- Russian: Медовый месяц
- Directed by: Nadezhda Kosheverova
- Written by: Klimenti Mints; Evgeniy Pomeshchikov;
- Starring: Lyudmila Kasatkina; Pavel Kadochnikov;
- Cinematography: Anatoli Nazarov
- Music by: Moisey Vaynberg
- Production company: Lenfilm
- Release date: 1956;
- Running time: 93 min.
- Country: Soviet Union
- Language: Russian

= Honeymoon (1956 film) =

Honeymoon (Медовый месяц) is a 1956 Soviet romantic comedy film directed by Nadezhda Kosheverova.

== Plot ==
Lyuda Odintsova, a graduate of the medical institute, called for engineer Aleksei Rybalchenko to stay in Leningrad after distribution.
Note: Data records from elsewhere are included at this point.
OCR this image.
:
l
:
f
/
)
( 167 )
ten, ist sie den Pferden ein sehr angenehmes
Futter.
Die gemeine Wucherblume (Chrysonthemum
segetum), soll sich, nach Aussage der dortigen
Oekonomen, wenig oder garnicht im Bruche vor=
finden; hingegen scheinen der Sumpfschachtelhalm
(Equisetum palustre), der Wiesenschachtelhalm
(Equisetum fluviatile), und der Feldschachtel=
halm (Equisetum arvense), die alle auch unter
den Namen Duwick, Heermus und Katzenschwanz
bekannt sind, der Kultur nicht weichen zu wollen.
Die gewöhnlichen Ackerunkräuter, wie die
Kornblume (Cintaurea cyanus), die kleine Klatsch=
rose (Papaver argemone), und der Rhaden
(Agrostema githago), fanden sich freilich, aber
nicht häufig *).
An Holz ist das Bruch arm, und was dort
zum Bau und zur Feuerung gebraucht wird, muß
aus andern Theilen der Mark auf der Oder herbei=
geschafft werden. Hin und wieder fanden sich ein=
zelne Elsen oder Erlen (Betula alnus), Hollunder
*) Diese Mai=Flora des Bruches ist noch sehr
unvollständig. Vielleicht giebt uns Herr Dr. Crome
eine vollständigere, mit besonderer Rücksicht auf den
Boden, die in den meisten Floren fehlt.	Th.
But unexpectedly, Aleksei agreed to work in Siberia, and poor Lyudochka had to follow her husband to a Siberian construction site and begin her working career as a doctor in a tiny medical center of a working village.

== Cast ==
- Lyudmila Kasatkina as Lyuda Odintsova
- Pavel Kadochnikov as Aleksei Rybalchenko
- Tatyana Pankova as Anna Terentyevna
- Pavel Sukhanov as Ivan Terentevich
- Zoya Fyodorova as Elizaveta Povariha
- Sergey Filippov as ferryman
- Ekaterina Savinova as Zoya
- Anatoli Abramov
- Valentin Abramov
- Kirill Lavrov

== Release ==
Nadezhda Kosheverova's film was watched by 26.5 million Soviet viewers, which is the 458 result in the entire history of the Soviet film distribution.